Fakt ist: wer sein Geld über einen längeren Zeitraum in Wertpapieren investiert hat, der hat in der Vergangenheit höhere Renditen erzielt.

Doch was ist jetzt die Empfehlung? Eine konkrete Anlageempfehlung kann pauschal nicht gegeben werden. Dafür sind weitere Angaben wichtig, ebenso wie die Einbeziehung der eigenen Pläne, Wünsche und finanziellen Verhältnisse. Daher ist die einzige Empfehlung, in die Bank vor Ort zum Bankberater zu gehen und dort einen Termin zur Beratung zu machen. Im gemeinsamen Gespräch kann dann ausgelotet werden, welche Möglichkeiten zur jeweiligen Situation passen.

Was hat man also nicht alles noch zu tun so kurz vor Weihnachten??

Weil wir es doch immer so machen, die ersten guten Vorsätze für das neue Jahr schmieden, um sie dann doch spätestens in Kalenderwoche drei in das nächste neue Jahr zu verschieben.
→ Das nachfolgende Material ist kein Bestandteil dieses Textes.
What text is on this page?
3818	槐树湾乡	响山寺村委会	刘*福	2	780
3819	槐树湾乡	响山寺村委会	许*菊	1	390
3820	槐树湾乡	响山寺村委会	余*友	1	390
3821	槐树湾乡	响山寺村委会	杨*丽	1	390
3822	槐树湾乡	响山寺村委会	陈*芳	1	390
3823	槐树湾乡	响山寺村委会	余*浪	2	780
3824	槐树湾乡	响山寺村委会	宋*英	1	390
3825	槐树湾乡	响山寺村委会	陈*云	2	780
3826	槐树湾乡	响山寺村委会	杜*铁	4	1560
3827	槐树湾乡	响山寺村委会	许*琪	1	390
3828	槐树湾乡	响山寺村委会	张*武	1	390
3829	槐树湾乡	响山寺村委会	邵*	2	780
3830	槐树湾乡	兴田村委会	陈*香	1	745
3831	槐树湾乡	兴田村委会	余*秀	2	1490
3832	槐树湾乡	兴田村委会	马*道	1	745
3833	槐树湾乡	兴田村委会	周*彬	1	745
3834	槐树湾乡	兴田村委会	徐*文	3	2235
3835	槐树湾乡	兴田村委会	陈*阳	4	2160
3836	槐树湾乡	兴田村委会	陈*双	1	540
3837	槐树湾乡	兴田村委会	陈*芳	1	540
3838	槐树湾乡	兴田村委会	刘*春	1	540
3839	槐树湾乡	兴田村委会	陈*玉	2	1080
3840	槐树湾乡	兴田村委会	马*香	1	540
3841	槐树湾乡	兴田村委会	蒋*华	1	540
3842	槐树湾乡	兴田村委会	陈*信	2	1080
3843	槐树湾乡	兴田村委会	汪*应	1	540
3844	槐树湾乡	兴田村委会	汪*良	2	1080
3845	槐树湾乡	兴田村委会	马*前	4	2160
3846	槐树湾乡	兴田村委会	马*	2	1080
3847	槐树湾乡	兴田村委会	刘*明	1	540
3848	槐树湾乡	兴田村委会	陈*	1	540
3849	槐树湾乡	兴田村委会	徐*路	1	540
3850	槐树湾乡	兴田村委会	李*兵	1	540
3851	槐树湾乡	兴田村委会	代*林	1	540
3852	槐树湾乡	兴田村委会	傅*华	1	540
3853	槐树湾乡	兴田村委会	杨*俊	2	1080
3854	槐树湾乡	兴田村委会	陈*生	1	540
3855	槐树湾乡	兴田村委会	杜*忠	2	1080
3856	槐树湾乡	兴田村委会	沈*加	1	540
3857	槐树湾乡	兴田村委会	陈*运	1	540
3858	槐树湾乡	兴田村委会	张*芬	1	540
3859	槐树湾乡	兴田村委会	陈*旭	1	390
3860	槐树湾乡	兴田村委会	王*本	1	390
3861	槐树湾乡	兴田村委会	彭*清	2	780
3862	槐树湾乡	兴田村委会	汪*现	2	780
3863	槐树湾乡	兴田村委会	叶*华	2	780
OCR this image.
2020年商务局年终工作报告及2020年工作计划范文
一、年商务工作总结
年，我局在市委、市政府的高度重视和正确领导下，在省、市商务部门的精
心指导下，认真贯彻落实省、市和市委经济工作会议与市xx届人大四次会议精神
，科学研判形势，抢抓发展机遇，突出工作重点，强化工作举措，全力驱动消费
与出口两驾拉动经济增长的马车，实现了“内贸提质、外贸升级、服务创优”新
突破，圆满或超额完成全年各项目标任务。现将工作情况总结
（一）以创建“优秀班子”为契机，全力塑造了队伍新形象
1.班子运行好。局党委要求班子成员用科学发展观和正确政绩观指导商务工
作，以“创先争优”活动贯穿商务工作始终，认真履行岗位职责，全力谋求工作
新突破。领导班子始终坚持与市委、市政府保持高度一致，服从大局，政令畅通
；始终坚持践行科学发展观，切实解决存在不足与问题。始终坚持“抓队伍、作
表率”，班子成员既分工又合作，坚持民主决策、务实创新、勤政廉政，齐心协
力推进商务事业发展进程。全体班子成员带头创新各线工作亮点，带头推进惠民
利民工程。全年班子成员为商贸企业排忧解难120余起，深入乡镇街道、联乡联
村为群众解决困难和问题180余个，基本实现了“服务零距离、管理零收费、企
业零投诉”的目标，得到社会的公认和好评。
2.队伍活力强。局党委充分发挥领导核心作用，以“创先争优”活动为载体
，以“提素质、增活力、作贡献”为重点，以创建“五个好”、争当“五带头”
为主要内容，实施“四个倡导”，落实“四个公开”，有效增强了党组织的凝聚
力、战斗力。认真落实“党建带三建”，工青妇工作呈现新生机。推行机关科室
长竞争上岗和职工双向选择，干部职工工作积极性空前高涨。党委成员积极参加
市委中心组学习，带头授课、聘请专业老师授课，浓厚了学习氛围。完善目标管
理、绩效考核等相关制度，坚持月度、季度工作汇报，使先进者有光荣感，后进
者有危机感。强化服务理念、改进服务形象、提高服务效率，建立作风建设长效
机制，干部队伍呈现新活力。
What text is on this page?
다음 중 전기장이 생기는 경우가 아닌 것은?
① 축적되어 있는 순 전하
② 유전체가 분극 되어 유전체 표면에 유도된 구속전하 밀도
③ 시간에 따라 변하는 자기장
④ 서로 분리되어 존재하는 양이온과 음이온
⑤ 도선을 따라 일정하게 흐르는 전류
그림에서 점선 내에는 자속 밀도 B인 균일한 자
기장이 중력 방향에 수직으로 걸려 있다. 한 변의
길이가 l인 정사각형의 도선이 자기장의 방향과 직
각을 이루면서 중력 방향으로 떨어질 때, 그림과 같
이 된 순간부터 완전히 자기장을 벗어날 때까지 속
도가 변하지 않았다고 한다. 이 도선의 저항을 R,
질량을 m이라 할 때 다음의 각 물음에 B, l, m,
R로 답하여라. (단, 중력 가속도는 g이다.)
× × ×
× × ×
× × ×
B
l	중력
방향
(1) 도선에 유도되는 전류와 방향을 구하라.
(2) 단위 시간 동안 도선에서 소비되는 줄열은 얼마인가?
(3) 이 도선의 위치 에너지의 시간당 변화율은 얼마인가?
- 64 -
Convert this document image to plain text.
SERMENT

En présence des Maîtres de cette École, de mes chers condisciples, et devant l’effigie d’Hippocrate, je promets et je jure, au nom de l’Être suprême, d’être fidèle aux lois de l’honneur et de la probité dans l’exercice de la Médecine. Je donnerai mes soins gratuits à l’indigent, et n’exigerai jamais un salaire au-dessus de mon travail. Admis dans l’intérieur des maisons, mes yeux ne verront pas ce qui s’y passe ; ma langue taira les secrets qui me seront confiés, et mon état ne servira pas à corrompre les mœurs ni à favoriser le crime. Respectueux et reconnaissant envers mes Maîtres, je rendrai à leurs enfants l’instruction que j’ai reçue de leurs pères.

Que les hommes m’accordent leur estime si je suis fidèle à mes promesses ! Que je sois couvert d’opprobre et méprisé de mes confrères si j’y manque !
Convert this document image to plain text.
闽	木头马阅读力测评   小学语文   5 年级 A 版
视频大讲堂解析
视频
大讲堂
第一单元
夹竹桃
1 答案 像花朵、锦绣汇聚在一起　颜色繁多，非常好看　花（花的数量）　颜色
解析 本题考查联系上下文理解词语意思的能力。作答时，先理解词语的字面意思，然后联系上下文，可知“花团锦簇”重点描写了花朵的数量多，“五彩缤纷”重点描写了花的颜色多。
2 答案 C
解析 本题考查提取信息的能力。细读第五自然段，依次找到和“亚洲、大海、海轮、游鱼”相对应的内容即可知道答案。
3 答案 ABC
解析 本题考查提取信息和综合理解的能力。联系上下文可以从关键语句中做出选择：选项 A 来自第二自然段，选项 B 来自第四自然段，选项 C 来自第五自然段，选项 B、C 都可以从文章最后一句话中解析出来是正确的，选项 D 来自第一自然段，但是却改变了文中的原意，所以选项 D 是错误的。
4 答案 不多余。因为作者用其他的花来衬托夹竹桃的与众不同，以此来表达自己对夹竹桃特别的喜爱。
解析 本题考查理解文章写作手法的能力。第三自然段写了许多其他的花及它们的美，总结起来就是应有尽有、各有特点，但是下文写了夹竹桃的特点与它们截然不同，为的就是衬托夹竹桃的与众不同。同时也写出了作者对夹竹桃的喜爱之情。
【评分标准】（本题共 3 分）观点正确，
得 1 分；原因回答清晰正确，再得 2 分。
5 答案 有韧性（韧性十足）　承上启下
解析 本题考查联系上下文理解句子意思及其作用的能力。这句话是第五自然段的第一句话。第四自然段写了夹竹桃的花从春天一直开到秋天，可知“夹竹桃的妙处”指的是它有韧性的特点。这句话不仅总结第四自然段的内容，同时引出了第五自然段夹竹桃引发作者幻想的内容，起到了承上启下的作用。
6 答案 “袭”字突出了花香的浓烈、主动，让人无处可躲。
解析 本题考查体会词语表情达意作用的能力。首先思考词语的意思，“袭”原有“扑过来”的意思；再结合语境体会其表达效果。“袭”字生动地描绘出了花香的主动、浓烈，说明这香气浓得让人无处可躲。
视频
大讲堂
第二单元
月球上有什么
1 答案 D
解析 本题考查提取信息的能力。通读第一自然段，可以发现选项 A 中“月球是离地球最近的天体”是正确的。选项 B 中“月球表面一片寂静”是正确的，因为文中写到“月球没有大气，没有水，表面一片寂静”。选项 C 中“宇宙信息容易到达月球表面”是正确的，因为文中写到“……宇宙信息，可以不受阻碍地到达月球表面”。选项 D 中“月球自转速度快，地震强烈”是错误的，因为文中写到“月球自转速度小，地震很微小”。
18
Also brauchen wir uns gar nicht die Zeit nehmen, um uns Gedanken um selbige zu machen – nehmen wir doch ganz entspannt die Vorsätze von vor drei Jahren… Die haben eh noch Gültigkeit.
Was durchaus angebracht wäre, vor Weihnachten zu tun: Runter fahren, das Jahr Revue passieren lassen, die Zeit im Kreise der Liebsten zu genießen (ganz wichtig!) und sich nicht zu stressen bzw. stressen zu lassen… Und dann im neuen Jahr richtig durchstarten. Vielleicht hilft ja der ein oder andere Gedankengang dabei.

In diesem Sinne, eine ruhige, besinnliche Weihnachtszeit und im Anschluss einen tollen Start mit viel Elan in das neue Jahrzehnt!!!